Is nitrogen of aniline sp² or sp³ hybridized?

Question

I found a thread which discussed this which totally confused me. (refer to the part of the link which talks about $\ce{sp^2/sp^3}$)
The question "How to rationalise the resonance structures and hybridisation of the nitrogen in a conjugated amine?" is helpful, but doesn't have aniline specifically. I understand that if the lone pair is in resonance, it becomes $\ce{sp^2}$.
Can someone help me out?

Answer 1

The nitrogen in aniline is somewhere between $\mathrm{sp^3}$ and $\mathrm{sp^2}$ hybridized, probably closer to the $\mathrm{sp^2}$ side. We are correctly taught that the nitrogen in simple aliphatic amines is pyramidal ($\mathrm{sp^3}$ hybridized). However in aniline, due to the resonance interaction between the aromatic ring and the nitrogen lone pair, considerable flattening of the nitrogen occurs (if it were completely flat it would be $\mathrm{sp^2}$ hybridized).

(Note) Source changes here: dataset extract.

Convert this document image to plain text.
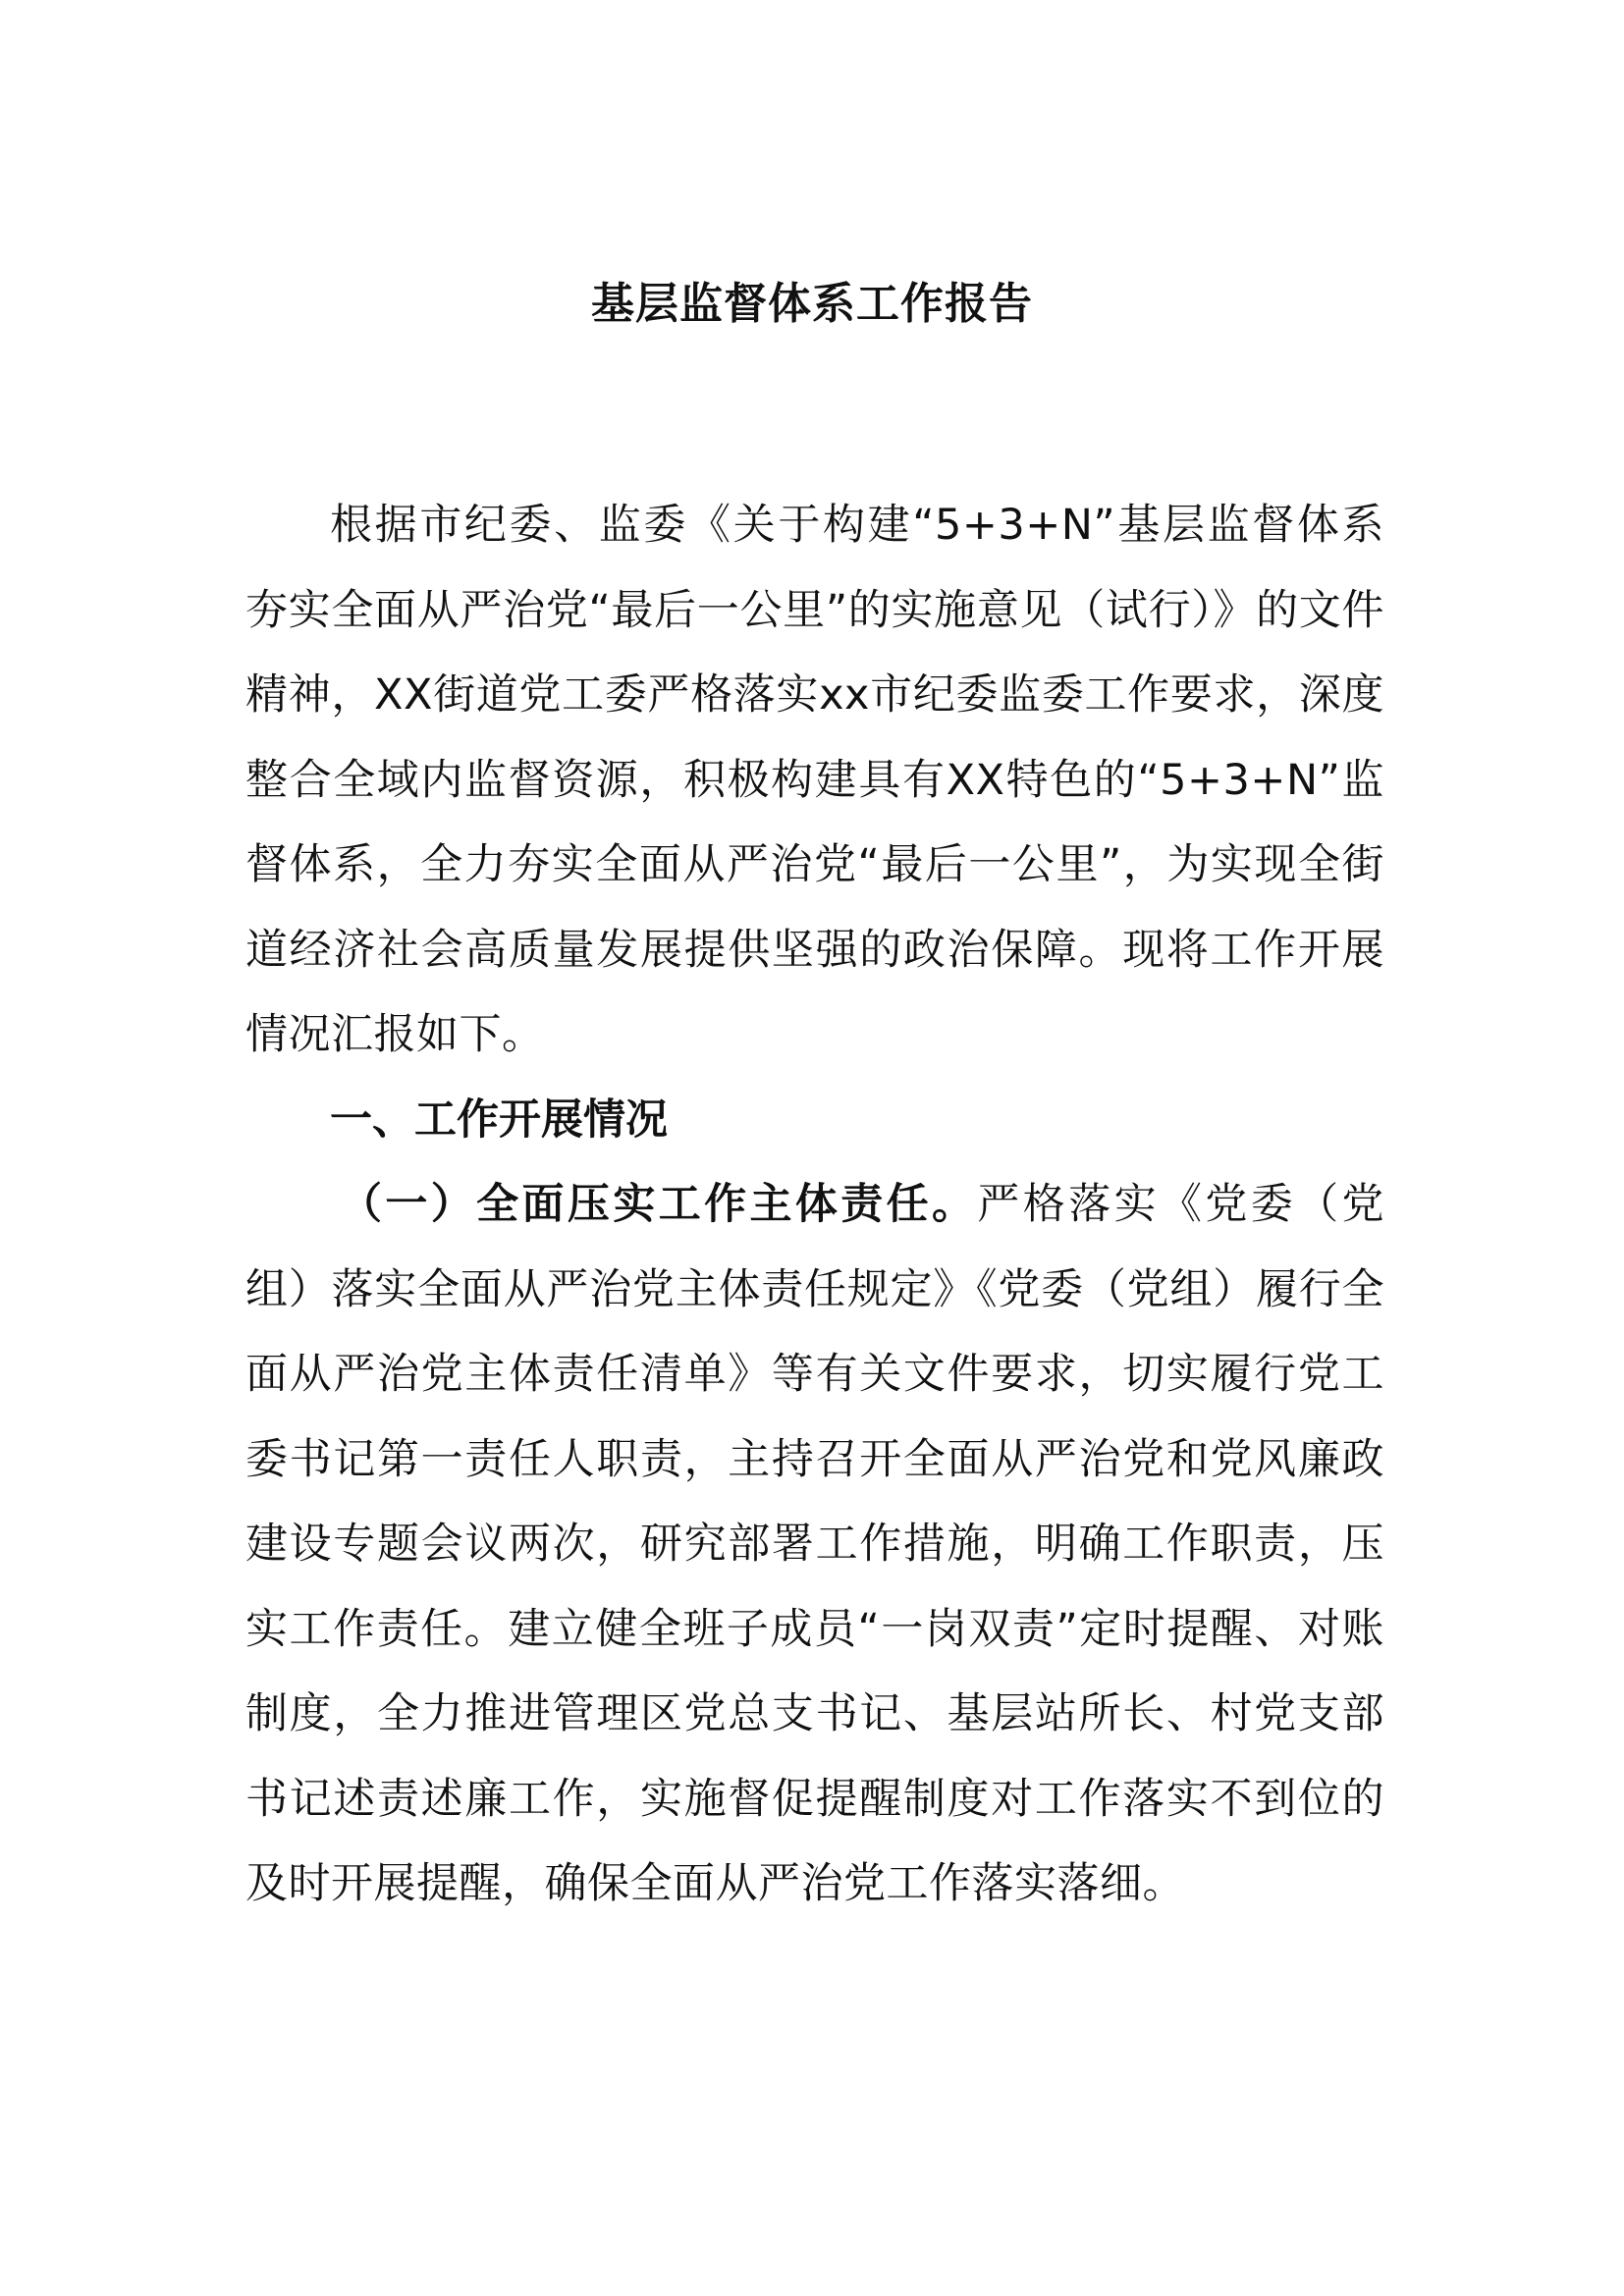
基层监督体系工作报告

根据市纪委、监委《关于构建“5+3+N”基层监督体系夯实全面从严治党“最后一公里”的实施意见（试行）》的文件精神，XX街道党工委严格落实xx市纪委监委工作要求，深度整合全域内监督资源，积极构建具有XX特色的“5+3+N”监督体系，全力夯实全面从严治党“最后一公里”，为实现全街道经济社会高质量发展提供坚强的政治保障。现将工作开展情况汇报如下。

一、工作开展情况

（一）全面压实工作主体责任。严格落实《党委（党组）落实全面从严治党主体责任规定》《党委（党组）履行全面从严治党主体责任清单》等有关文件要求，切实履行党工委书记第一责任人职责，主持召开全面从严治党和党风廉政建设专题会议两次，研究部署工作措施，明确工作职责，压实工作责任。建立健全班子成员“一岗双责”定时提醒、对账制度，全力推进管理区党总支书记、基层站所长、村党支部书记述责述廉工作，实施督促提醒制度对工作落实不到位的及时开展提醒，确保全面从严治党工作落实落细。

We can assess the nitrogen hybridization by measuring its barrier for pyramidal inversion. If a trigonal nitrogen is $\mathrm{sp^2}$ hybridized, the barrier will be zero. On the other hand, in aliphatic amines where the nitrogen is $\mathrm{sp^3}$ hybridized the inversion barrier is typically around $\pu{4-5 kcal/mol}$.

(pyramidal inversion diagram)

In aniline this barrier is very low, somewhere around $\pu{1-2 kcal/mol}$. This indicates that the nitrogen in aniline is not quite planar, but is much closer to being planar ($\mathrm{sp^2}$) than pyramidal ($\mathrm{sp^3}$).

Answer 2

As the non-bonding electron pair of nitrogen could partially contribute in the resonance with the other $\pi$ electrons in the cycle. (I will prove this point indirectly further using an experimental data), the nitrogen atom hybridization is a linear combination of sp2 and sp3.

Now if we consider the nitrogen atom in the pyridine, it is sp2 hybridized. Because the nitrogen atom has two neighboring atoms (2 carbon atoms) and one non-bonding electron pair, i.e. three neighboring electron pairs. But, the non-bonding electron pair can not contribute in the resonance with the other four $\pi$ electrons in the cycle. In fact, it is perpendicular to the aromatic $\pi$ system.

The pKa for the pyridine systems is 5.2, for aniline it is 4.6. So pyridine is a stronger base. We can link this to the availability of the lone pair in pyridine, as it is not delocalized ( perpendicular to the aromatic $\pi$ system. While in aniline the nitrogen lone pair can be delocalised using resonance with the adjacent $\pi$ system.